At the White Bear, they would serve anybody. Later in 1959 I bought that first joint at the White Bear, from Mick Roach, a thug. Mick was also rumored to have a gun for sale. Although he was a thug he was one of our thugs because he had been at the Aldermaston March—Second Aldermaston by this time and the first time the march came back to London from Aldermaston, ending up with a tremendous crescendo in Trafalgar Square. We, the Chums, were on the march, escaping from home with our sleeping bags and rucksacks. Mick sold me a standard North London joint, carefully hand-assembled with mostly tobacco, a little hashish shaved in and a filter neatly inserted in the end. (My grandfather, who favored Rizla Red papers and Old Holborn tobacco, used a rolling machine.) The price of that first joint was two shillings, same as a pint of beer, and, of course, it had no effect. We talked casually about the Aldermaston March—or at least I was trying to be casual. Mick wondered if X had done it to Mary Jane Smithers with a right hand screw or a left hand screw that night on the march. He demonstrated and I flinched internally; I had tried to get it on with Mary Jane myself but she had asked “Are you a virgin?” and my confidence had collapsed. Of course I was a virgin.
At the Rona Hart School of Dancing I tensely held on to an equally tense fat girl while keeping my feet in the footprints of the foxtrot diagram in my head. I was too embarrassed to ditch her. Besides, the long-legged Hampstead girls were too classy for me. I knew I was the wrong sort of person at Rona Hart. Perhaps, I told myself, it was because we lived in desperately unhip Highgate; anyhow, I couldn’t see how to rise in the ranks.

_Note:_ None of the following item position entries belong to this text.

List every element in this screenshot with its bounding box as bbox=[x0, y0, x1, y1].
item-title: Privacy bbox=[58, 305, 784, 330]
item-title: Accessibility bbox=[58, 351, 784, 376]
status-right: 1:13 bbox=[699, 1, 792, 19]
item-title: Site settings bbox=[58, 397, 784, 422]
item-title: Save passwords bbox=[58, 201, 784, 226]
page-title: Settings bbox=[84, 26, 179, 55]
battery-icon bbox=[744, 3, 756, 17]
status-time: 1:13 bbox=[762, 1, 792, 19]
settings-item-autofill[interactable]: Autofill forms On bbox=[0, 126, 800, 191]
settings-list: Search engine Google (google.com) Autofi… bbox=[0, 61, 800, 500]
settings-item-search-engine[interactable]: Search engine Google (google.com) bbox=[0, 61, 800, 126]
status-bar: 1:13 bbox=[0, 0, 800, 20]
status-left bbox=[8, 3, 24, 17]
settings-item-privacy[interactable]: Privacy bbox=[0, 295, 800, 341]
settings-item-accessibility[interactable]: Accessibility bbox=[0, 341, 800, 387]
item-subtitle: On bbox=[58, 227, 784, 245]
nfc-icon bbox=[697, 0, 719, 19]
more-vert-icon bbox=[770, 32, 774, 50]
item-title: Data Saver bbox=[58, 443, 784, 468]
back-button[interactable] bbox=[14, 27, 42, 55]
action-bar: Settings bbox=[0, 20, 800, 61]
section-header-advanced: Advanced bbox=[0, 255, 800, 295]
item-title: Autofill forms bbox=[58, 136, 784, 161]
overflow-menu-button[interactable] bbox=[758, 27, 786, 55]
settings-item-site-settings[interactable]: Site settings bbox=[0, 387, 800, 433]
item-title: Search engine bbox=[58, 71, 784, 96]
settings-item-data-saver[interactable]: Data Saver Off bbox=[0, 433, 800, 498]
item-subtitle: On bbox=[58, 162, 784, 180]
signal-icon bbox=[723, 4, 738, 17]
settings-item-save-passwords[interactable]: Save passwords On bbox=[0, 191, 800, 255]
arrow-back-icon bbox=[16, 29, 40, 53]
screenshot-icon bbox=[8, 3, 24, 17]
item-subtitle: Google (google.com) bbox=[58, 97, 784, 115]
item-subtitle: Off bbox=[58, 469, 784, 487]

Fortunately, right about then, right about the moment I met the Chums, rock and roll kicked in. Paul bought two 78s, the first rock and roll records I ever saw: Jerry Lee Lewis’s “Great Balls of Fire” and the Big Bopper singing “Chantilly Lace.” I see, as in a dream, us ballroom-dancing students, magically transformed, waltzing anarchically up Haverstock Hill like the boys escaping from school in Jean Vigo’s Zero de Conduite, to merge with the Chums at the El Serrano coffee bar in Hampstead Village. “Peggy Sue” is on the jukebox:
Ah love yew, Peggy Sue,
With a love that’s pure and true.
Oh Peggy,
Mah Peggy Sue-oo-oo…
Bullfight posters! Chianti bottles with wicker sleeves! Ratatouille! Just up the road at the Everyman, Zero de Conduite is actually showing. Suddenly we are teenagers.